Insieme alla militanza (che spingerà Einaudi a pensare l’unione con Giangiacomo Feltrinelli negli Anni Settanta, considerato un erede) e al gruppo, ci sono altri due elementi: l’idea di voler raggiungere un vasto pubblico e la grafica. È stata questa ambizione, e non un calcolo d’opportunismo commerciale, a spingere Einaudi vicino al Partito comunista, individuato ben presto come il riferimento culturale e politico nell’Italia postbellica. Far crescere il numero dei lettori, dare loro libri che non siano solo destinati alle «piccole chiesuole di marca fiorentina», consolidare la democrazia della lettura, è stato un compito che Re Giulio ha indicato ben presto al suo gruppo. Vittorini e Calvino hanno incarnato questo progetto per vari decenni. E senza Albe Steiner, Bruno Munari e Max Huber, non ci sarebbe l’eleganza di Einaudi, più volte ripresa e aggiornata anche dai grafici più giovani. Lo scopo è di far durare i libri, di trasformarli in manifesti visivi, sin dalle copertine. L’identità data dal marchio grafico, che dura ancora.
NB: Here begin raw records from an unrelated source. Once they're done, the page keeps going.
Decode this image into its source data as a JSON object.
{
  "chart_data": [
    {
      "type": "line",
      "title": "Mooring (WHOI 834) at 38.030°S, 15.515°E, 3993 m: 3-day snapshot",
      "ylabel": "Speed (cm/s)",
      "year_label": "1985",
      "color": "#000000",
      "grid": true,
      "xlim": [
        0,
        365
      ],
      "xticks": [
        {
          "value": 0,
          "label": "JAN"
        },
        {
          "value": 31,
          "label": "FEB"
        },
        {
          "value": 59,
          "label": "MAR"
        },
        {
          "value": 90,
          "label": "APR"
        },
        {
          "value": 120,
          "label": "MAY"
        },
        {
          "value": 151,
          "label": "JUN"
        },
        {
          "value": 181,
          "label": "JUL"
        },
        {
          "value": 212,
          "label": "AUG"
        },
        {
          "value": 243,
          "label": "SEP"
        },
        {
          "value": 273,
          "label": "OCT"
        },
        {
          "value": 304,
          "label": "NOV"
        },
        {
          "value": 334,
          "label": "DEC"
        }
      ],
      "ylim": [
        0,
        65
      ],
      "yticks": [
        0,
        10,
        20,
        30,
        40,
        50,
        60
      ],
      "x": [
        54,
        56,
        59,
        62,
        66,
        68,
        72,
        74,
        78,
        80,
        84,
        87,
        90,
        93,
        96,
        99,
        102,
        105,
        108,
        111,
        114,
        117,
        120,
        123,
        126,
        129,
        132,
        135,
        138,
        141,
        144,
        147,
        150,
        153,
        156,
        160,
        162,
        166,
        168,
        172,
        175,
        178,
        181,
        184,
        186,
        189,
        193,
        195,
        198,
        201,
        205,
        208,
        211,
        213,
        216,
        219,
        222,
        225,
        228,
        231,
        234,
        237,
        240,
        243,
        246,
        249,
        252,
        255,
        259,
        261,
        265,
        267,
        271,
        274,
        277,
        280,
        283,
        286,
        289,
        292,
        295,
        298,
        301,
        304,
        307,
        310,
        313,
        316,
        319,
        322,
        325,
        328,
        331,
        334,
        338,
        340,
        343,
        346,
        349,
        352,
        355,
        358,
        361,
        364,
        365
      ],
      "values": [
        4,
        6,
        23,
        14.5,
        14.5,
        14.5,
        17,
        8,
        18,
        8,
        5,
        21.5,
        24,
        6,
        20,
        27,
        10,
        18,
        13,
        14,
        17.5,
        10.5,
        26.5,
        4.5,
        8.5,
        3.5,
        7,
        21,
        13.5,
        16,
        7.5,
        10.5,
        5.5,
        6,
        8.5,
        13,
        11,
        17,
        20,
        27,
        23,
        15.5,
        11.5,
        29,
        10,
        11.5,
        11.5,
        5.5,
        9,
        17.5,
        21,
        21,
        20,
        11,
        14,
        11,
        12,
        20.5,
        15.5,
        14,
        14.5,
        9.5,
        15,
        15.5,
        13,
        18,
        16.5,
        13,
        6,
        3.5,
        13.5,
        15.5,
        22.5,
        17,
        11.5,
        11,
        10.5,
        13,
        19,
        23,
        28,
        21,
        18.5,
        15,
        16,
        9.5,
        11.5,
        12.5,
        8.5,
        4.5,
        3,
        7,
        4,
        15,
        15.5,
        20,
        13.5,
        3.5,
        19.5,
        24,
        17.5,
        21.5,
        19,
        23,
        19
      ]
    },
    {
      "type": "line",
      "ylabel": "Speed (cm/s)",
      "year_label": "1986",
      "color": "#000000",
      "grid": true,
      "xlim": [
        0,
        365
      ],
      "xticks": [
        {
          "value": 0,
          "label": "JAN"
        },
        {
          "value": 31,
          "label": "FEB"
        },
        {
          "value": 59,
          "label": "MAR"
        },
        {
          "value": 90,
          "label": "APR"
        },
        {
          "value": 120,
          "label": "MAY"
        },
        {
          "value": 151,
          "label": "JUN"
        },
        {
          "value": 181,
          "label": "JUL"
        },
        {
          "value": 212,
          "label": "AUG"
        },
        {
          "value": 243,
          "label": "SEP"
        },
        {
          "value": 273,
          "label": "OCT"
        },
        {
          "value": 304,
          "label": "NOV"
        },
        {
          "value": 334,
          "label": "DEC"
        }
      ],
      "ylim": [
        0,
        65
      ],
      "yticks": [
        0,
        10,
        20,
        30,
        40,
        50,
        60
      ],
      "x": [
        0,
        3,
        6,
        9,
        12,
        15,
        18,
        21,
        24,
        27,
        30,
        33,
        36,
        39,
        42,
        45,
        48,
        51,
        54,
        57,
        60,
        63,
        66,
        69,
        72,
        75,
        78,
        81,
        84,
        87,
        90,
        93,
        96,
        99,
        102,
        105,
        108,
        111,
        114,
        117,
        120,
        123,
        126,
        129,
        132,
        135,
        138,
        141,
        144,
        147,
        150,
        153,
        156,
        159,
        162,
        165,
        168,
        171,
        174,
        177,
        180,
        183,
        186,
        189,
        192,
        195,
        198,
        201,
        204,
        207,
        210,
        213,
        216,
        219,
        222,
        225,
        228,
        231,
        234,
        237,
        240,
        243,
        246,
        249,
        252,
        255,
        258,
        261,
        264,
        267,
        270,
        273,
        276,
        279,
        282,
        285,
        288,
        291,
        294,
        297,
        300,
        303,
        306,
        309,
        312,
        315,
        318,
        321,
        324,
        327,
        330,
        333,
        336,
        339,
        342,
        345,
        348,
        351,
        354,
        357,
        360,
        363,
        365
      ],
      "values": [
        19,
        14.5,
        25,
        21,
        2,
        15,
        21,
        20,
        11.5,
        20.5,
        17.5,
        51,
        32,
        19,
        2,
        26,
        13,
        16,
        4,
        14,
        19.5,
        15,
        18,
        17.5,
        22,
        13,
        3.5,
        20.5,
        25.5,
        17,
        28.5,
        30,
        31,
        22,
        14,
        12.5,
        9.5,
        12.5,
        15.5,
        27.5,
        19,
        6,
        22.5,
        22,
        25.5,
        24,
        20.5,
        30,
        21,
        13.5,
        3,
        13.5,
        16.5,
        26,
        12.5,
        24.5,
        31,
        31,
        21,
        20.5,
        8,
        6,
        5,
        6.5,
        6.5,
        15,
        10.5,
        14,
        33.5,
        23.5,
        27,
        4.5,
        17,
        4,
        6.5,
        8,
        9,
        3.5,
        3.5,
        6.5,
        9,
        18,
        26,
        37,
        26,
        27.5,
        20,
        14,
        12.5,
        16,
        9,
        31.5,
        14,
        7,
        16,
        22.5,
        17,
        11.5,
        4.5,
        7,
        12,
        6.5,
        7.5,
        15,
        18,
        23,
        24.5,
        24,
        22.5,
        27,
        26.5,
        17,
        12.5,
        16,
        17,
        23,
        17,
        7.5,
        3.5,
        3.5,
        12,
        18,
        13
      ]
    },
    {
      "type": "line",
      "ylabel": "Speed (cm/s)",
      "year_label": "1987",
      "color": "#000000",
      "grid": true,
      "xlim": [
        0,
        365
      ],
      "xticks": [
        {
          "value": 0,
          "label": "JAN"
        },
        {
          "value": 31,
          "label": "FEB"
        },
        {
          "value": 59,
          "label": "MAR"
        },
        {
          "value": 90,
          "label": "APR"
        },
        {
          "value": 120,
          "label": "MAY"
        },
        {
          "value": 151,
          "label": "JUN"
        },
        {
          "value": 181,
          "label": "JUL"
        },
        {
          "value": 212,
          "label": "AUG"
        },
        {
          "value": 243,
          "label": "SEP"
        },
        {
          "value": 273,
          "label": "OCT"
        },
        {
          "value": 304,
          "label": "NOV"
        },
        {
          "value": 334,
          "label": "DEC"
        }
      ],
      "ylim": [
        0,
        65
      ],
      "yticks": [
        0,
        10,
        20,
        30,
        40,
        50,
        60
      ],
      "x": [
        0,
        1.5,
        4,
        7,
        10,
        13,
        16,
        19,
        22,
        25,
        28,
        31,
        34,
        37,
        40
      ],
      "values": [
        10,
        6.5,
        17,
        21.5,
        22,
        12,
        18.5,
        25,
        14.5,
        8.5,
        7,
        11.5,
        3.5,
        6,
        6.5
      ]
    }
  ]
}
Poi arriva la crisi, negli Anni Ottanta. Se ne va Bollati; c’è la crisi finanziaria, ma è anche la società italiana a mutare pelle. Il progetto, culmine del fare einaudiano, lascia il posto al non-progetto, o all’antiprogetto, come lo definisce Ferretti. Viene l’epoca delle concentrazioni editoriali. In modo molecolare nascono piccole case editrici; è l’ora di Adelphi, nata da una costola dell’Einaudi. Niente è più come prima. Resta la grande eredità culturale, di titoli, idee, persone. Giulio abdica. L’Einaudi continuerà senza di lui, una navigazione diversa. Fa sempre bei libri, ma si concentra via via sulla narrativa. Nasce «Stile libero» di Paolo Repetti e Severino Cesari. Il nome è tutto: liberi tutti. Editore in un universo multimediale e multiculturale. Torino non è più il centro del mondo. Arriva la Mondadori, e Silvio Berlusconi, nuovo proprietario. Sono gli Anni Novanta. La nave va, lasciala andare.